Wat doe je het liefste, dichten dan?
Beiden. Je kan die twee niet vergelijken. Poezie is eerder een gevoel terwijl proza vaak een soort bandwerk is waar je elke dag die vijfhonderd woorden op papier zet. Het is zoals een juweel, een kristal of diamant slijpen terwijl poëzie geen regels heeft. Ik doe ze beide graag maar poëzie is organisch en hoe behapbaar het ook lijkt, het is vaak moeilijker omdat een punt of komma een heel andere wereld kan opwekken. Proza is wat dat betreft duidelijker, daar zit structuur in die gemakkelijker lijkt. Want schrijf maar een onvergetelijke familiesaga van 500 pagina’s. Dat is niet evident.
Heb je een tip voor beginnende schrijvers?
Lees! Schrijf niet voor je 100 boeken hebt gelezen. Lees de klassiekers. Als je honderd van die grote meesterwerken achter de kiezen hebt mag je denken dat je een keertje mag proberen te schrijven en dan weet je wat literatuur is. Maar dan is nog de vraag of het je zal lukken. Ga zeker geen kopie worden van een ander, probeer je eigen stem te vinden. Maar de basis is dus lezen. Eerst stappen vooraleer je wilt vliegen.
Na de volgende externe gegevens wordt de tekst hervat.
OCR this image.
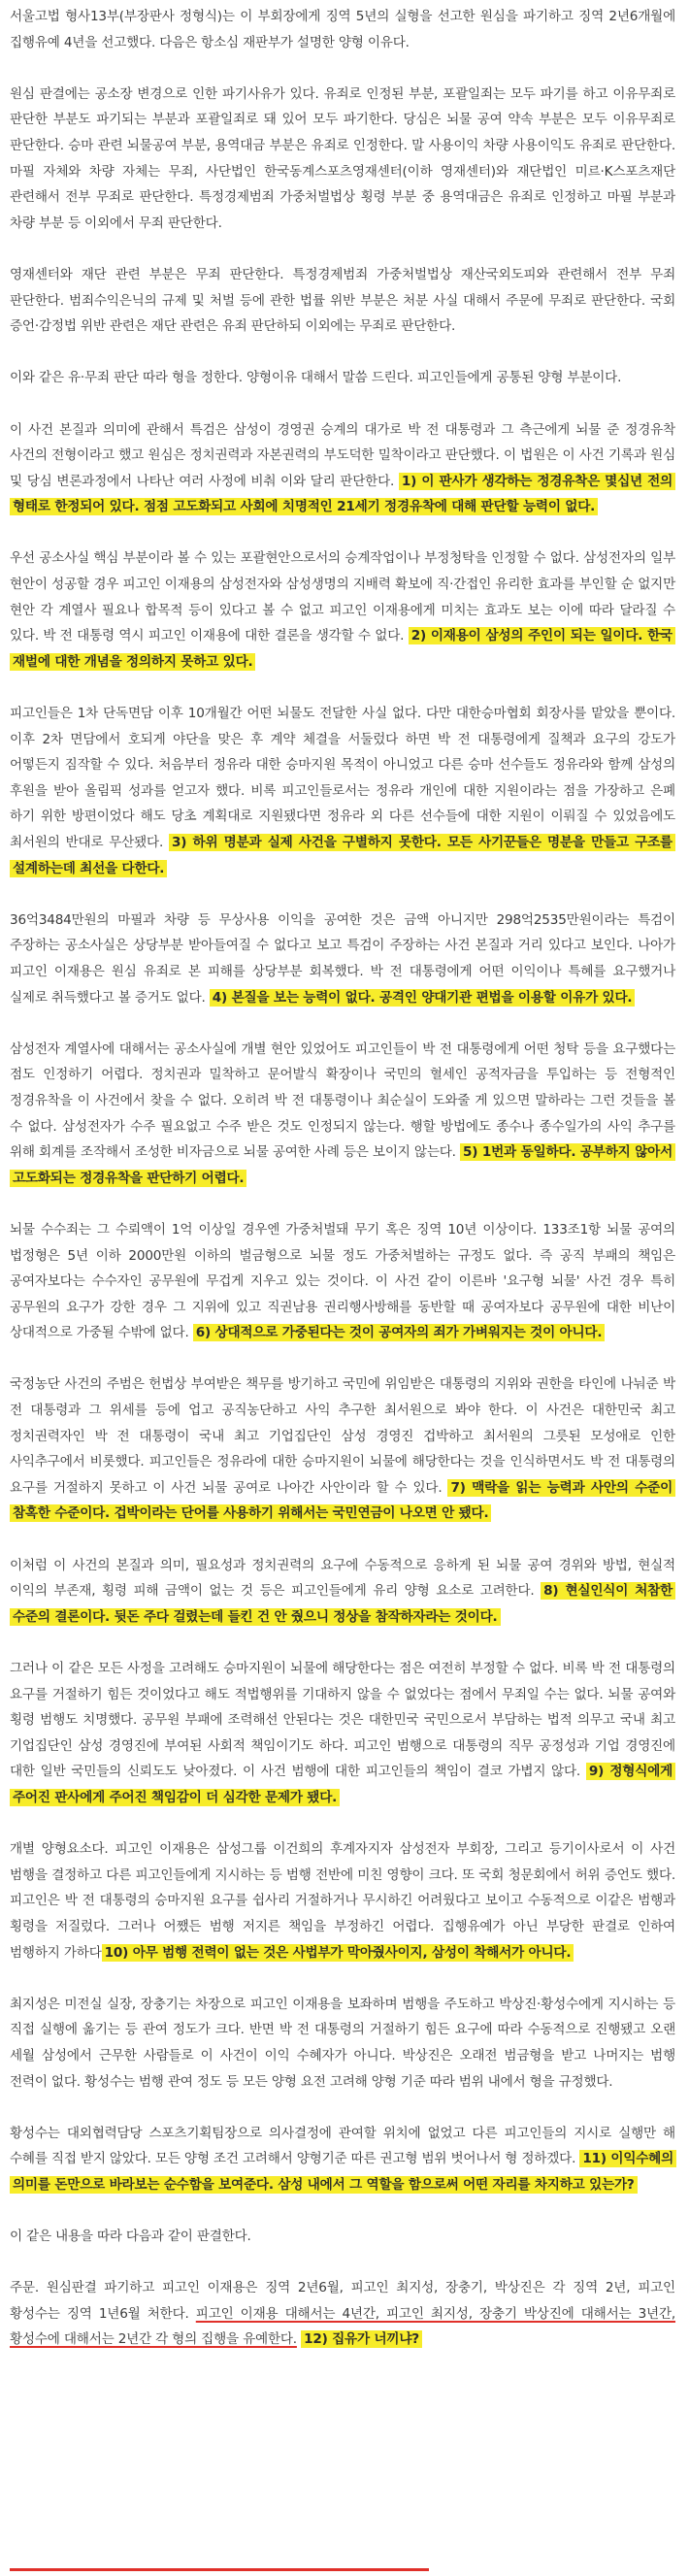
서울고법 형사13부(부장판사 정형식)는 이 부회장에게 징역 5년의 실형을 선고한 원심을 파기하고 징역 2년6개월에 집행유예 4년을 선고했다. 다음은 항소심 재판부가 설명한 양형 이유다.

원심 판결에는 공소장 변경으로 인한 파기사유가 있다. 유죄로 인정된 부분, 포괄일죄는 모두 파기를 하고 이유무죄로 판단한 부분도 파기되는 부분과 포괄일죄로 돼 있어 모두 파기한다. 당심은 뇌물 공여 약속 부분은 모두 이유무죄로 판단한다. 승마 관련 뇌물공여 부분, 용역대금 부분은 유죄로 인정한다. 말 사용이익 차량 사용이익도 유죄로 판단한다. 마필 자체와 차량 자체는 무죄, 사단법인 한국동계스포츠영재센터(이하 영재센터)와 재단법인 미르·K스포츠재단 관련해서 전부 무죄로 판단한다. 특정경제범죄 가중처벌법상 횡령 부분 중 용역대금은 유죄로 인정하고 마필 부분과 차량 부분 등 이외에서 무죄 판단한다.

영재센터와 재단 관련 부분은 무죄 판단한다. 특정경제범죄 가중처벌법상 재산국외도피와 관련해서 전부 무죄 판단한다. 범죄수익은닉의 규제 및 처벌 등에 관한 법률 위반 부분은 처분 사실 대해서 주문에 무죄로 판단한다. 국회 증언·감정법 위반 관련은 재단 관련은 유죄 판단하되 이외에는 무죄로 판단한다.

이와 같은 유·무죄 판단 따라 형을 정한다. 양형이유 대해서 말씀 드린다. 피고인들에게 공통된 양형 부분이다.

이 사건 본질과 의미에 관해서 특검은 삼성이 경영권 승계의 대가로 박 전 대통령과 그 측근에게 뇌물 준 정경유착 사건의 전형이라고 했고 원심은 정치권력과 자본권력의 부도덕한 밀착이라고 판단했다. 이 법원은 이 사건 기록과 원심 및 당심 변론과정에서 나타난 여러 사정에 비춰 이와 달리 판단한다. 1) 이 판사가 생각하는 정경유착은 몇십년 전의 형태로 한정되어 있다. 점점 고도화되고 사회에 치명적인 21세기 정경유착에 대해 판단할 능력이 없다.

우선 공소사실 핵심 부분이라 볼 수 있는 포괄현안으로서의 승계작업이나 부정청탁을 인정할 수 없다. 삼성전자의 일부 현안이 성공할 경우 피고인 이재용의 삼성전자와 삼성생명의 지배력 확보에 직·간접인 유리한 효과를 부인할 순 없지만 현안 각 계열사 필요나 합목적 등이 있다고 볼 수 없고 피고인 이재용에게 미치는 효과도 보는 이에 따라 달라질 수 있다. 박 전 대통령 역시 피고인 이재용에 대한 결론을 생각할 수 없다. 2) 이재용이 삼성의 주인이 되는 일이다. 한국 재벌에 대한 개념을 정의하지 못하고 있다.

피고인들은 1차 단독면담 이후 10개월간 어떤 뇌물도 전달한 사실 없다. 다만 대한승마협회 회장사를 맡았을 뿐이다. 이후 2차 면담에서 호되게 야단을 맞은 후 계약 체결을 서둘렀다 하면 박 전 대통령에게 질책과 요구의 강도가 어떻든지 짐작할 수 있다. 처음부터 정유라 대한 승마지원 목적이 아니었고 다른 승마 선수들도 정유라와 함께 삼성의 후원을 받아 올림픽 성과를 얻고자 했다. 비록 피고인들로서는 정유라 개인에 대한 지원이라는 점을 가장하고 은폐 하기 위한 방편이었다 해도 당초 계획대로 지원됐다면 정유라 외 다른 선수들에 대한 지원이 이뤄질 수 있었음에도 최서원의 반대로 무산됐다. 3) 하위 명분과 실제 사건을 구별하지 못한다. 모든 사기꾼들은 명분을 만들고 구조를 설계하는데 최선을 다한다.

36억3484만원의 마필과 차량 등 무상사용 이익을 공여한 것은 금액 아니지만 298억2535만원이라는 특검이 주장하는 공소사실은 상당부분 받아들여질 수 없다고 보고 특검이 주장하는 사건 본질과 거리 있다고 보인다. 나아가 피고인 이재용은 원심 유죄로 본 피해를 상당부분 회복했다. 박 전 대통령에게 어떤 이익이나 특혜를 요구했거나 실제로 취득했다고 볼 증거도 없다. 4) 본질을 보는 능력이 없다. 공격인 양대기관 편법을 이용할 이유가 있다.

삼성전자 계열사에 대해서는 공소사실에 개별 현안 있었어도 피고인들이 박 전 대통령에게 어떤 청탁 등을 요구했다는 점도 인정하기 어렵다. 정치권과 밀착하고 문어발식 확장이나 국민의 혈세인 공적자금을 투입하는 등 전형적인 정경유착을 이 사건에서 찾을 수 없다. 오히려 박 전 대통령이나 최순실이 도와줄 게 있으면 말하라는 그런 것들을 볼 수 없다. 삼성전자가 수주 필요없고 수주 받은 것도 인정되지 않는다. 행할 방법에도 종수나 종수일가의 사익 추구를 위해 회계를 조작해서 조성한 비자금으로 뇌물 공여한 사례 등은 보이지 않는다. 5) 1번과 동일하다. 공부하지 않아서 고도화되는 정경유착을 판단하기 어렵다.

뇌물 수수죄는 그 수뢰액이 1억 이상일 경우엔 가중처벌돼 무기 혹은 징역 10년 이상이다. 133조1항 뇌물 공여의 법정형은 5년 이하 2000만원 이하의 벌금형으로 뇌물 정도 가중처벌하는 규정도 없다. 즉 공직 부패의 책임은 공여자보다는 수수자인 공무원에 무겁게 지우고 있는 것이다. 이 사건 같이 이른바 '요구형 뇌물' 사건 경우 특히 공무원의 요구가 강한 경우 그 지위에 있고 직권남용 권리행사방해를 동반할 때 공여자보다 공무원에 대한 비난이 상대적으로 가중될 수밖에 없다. 6) 상대적으로 가중된다는 것이 공여자의 죄가 가벼워지는 것이 아니다.

국정농단 사건의 주범은 헌법상 부여받은 책무를 방기하고 국민에 위임받은 대통령의 지위와 권한을 타인에 나눠준 박 전 대통령과 그 위세를 등에 업고 공직농단하고 사익 추구한 최서원으로 봐야 한다. 이 사건은 대한민국 최고 정치권력자인 박 전 대통령이 국내 최고 기업집단인 삼성 경영진 겁박하고 최서원의 그릇된 모성애로 인한 사익추구에서 비롯했다. 피고인들은 정유라에 대한 승마지원이 뇌물에 해당한다는 것을 인식하면서도 박 전 대통령의 요구를 거절하지 못하고 이 사건 뇌물 공여로 나아간 사안이라 할 수 있다. 7) 맥락을 읽는 능력과 사안의 수준이 참혹한 수준이다. 겁박이라는 단어를 사용하기 위해서는 국민연금이 나오면 안 됐다.

이처럼 이 사건의 본질과 의미, 필요성과 정치권력의 요구에 수동적으로 응하게 된 뇌물 공여 경위와 방법, 현실적 이익의 부존재, 횡령 피해 금액이 없는 것 등은 피고인들에게 유리 양형 요소로 고려한다. 8) 현실인식이 처참한 수준의 결론이다. 뒷돈 주다 걸렸는데 들킨 건 안 줬으니 정상을 참작하자라는 것이다.

그러나 이 같은 모든 사정을 고려해도 승마지원이 뇌물에 해당한다는 점은 여전히 부정할 수 없다. 비록 박 전 대통령의 요구를 거절하기 힘든 것이었다고 해도 적법행위를 기대하지 않을 수 없었다는 점에서 무죄일 수는 없다. 뇌물 공여와 횡령 범행도 치명했다. 공무원 부패에 조력해선 안된다는 것은 대한민국 국민으로서 부담하는 법적 의무고 국내 최고 기업집단인 삼성 경영진에 부여된 사회적 책임이기도 하다. 피고인 범행으로 대통령의 직무 공정성과 기업 경영진에 대한 일반 국민들의 신뢰도도 낮아졌다. 이 사건 범행에 대한 피고인들의 책임이 결코 가볍지 않다. 9) 정형식에게 주어진 판사에게 주어진 책임감이 더 심각한 문제가 됐다.

개별 양형요소다. 피고인 이재용은 삼성그룹 이건희의 후계자지자 삼성전자 부회장, 그리고 등기이사로서 이 사건 범행을 결정하고 다른 피고인들에게 지시하는 등 범행 전반에 미친 영향이 크다. 또 국회 청문회에서 허위 증언도 했다. 피고인은 박 전 대통령의 승마지원 요구를 쉽사리 거절하거나 무시하긴 어려웠다고 보이고 수동적으로 이같은 범행과 횡령을 저질렀다. 그러나 어쨌든 범행 저지른 책임을 부정하긴 어렵다. 집행유예가 아닌 부당한 판결로 인하여 범행하지 가하다 10) 아무 범행 전력이 없는 것은 사법부가 막아줬사이지, 삼성이 착해서가 아니다.

최지성은 미전실 실장, 장충기는 차장으로 피고인 이재용을 보좌하며 범행을 주도하고 박상진·황성수에게 지시하는 등 직접 실행에 옮기는 등 관여 정도가 크다. 반면 박 전 대통령의 거절하기 힘든 요구에 따라 수동적으로 진행됐고 오랜 세월 삼성에서 근무한 사람들로 이 사건이 이익 수혜자가 아니다. 박상진은 오래전 범금형을 받고 나머지는 범행 전력이 없다. 황성수는 범행 관여 정도 등 모든 양형 요전 고려해 양형 기준 따라 범위 내에서 형을 규정했다.

황성수는 대외협력담당 스포츠기획팀장으로 의사결정에 관여할 위치에 없었고 다른 피고인들의 지시로 실행만 해 수혜를 직접 받지 않았다. 모든 양형 조건 고려해서 양형기준 따른 권고형 범위 벗어나서 형 정하겠다. 11) 이익수혜의 의미를 돈만으로 바라보는 순수함을 보여준다. 삼성 내에서 그 역할을 함으로써 어떤 자리를 차지하고 있는가?

이 같은 내용을 따라 다음과 같이 판결한다.

주문. 원심판결 파기하고 피고인 이재용은 징역 2년6월, 피고인 최지성, 장충기, 박상진은 각 징역 2년, 피고인 황성수는 징역 1년6월 처한다. 피고인 이재용 대해서는 4년간, 피고인 최지성, 장충기 박상진에 대해서는 3년간, 황성수에 대해서는 2년간 각 형의 집행을 유예한다. 12) 집유가 너끼냐?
Wat kunnen we nog van jou verwachten in de nabije toekomst?
Er komen dit jaar drie boeken uit. Het eerste is bijna gedrukt, die gaat eind maart de wereld in. Dat zijn de gebundelde gedichten van mijn termijn als Dichter des Vaderlands, het zal gepresenteerd worden op de slotshow in de Arenberg op 29 maart. Dan is er een mooi bibliofiel boekje dat een collectors item is geworden. Dat gaat één van deze dagen op de markt komen. Het is met gedichten die ik gemaakt heb als ode voor de bibliotheken, we gaan het opsturen naar alle 500 bibliotheken die er in België zijn. De bibliotheek en de stad Leuven vond het te mooi om zomaar als een gedicht te gebruiken en dus is er een boekje van gekomen. Het derde boek dat gaat uitkomen is het grotere werk. Dat gaat eind september op de markt komen. Dat is persoonlijker, het is een roman die gaat over lichamen en lichamelijkheid.
Tot slot, is Mustafa Kor te omschrijven in drie woorden?
Eigenlijk zou je het aan andere mensen moeten vragen. Ik denk dat ik een zekere dualiteit heb, zeer intuïtief maar ook donker.
Bedankt voor de babbel en tot in Arenberg.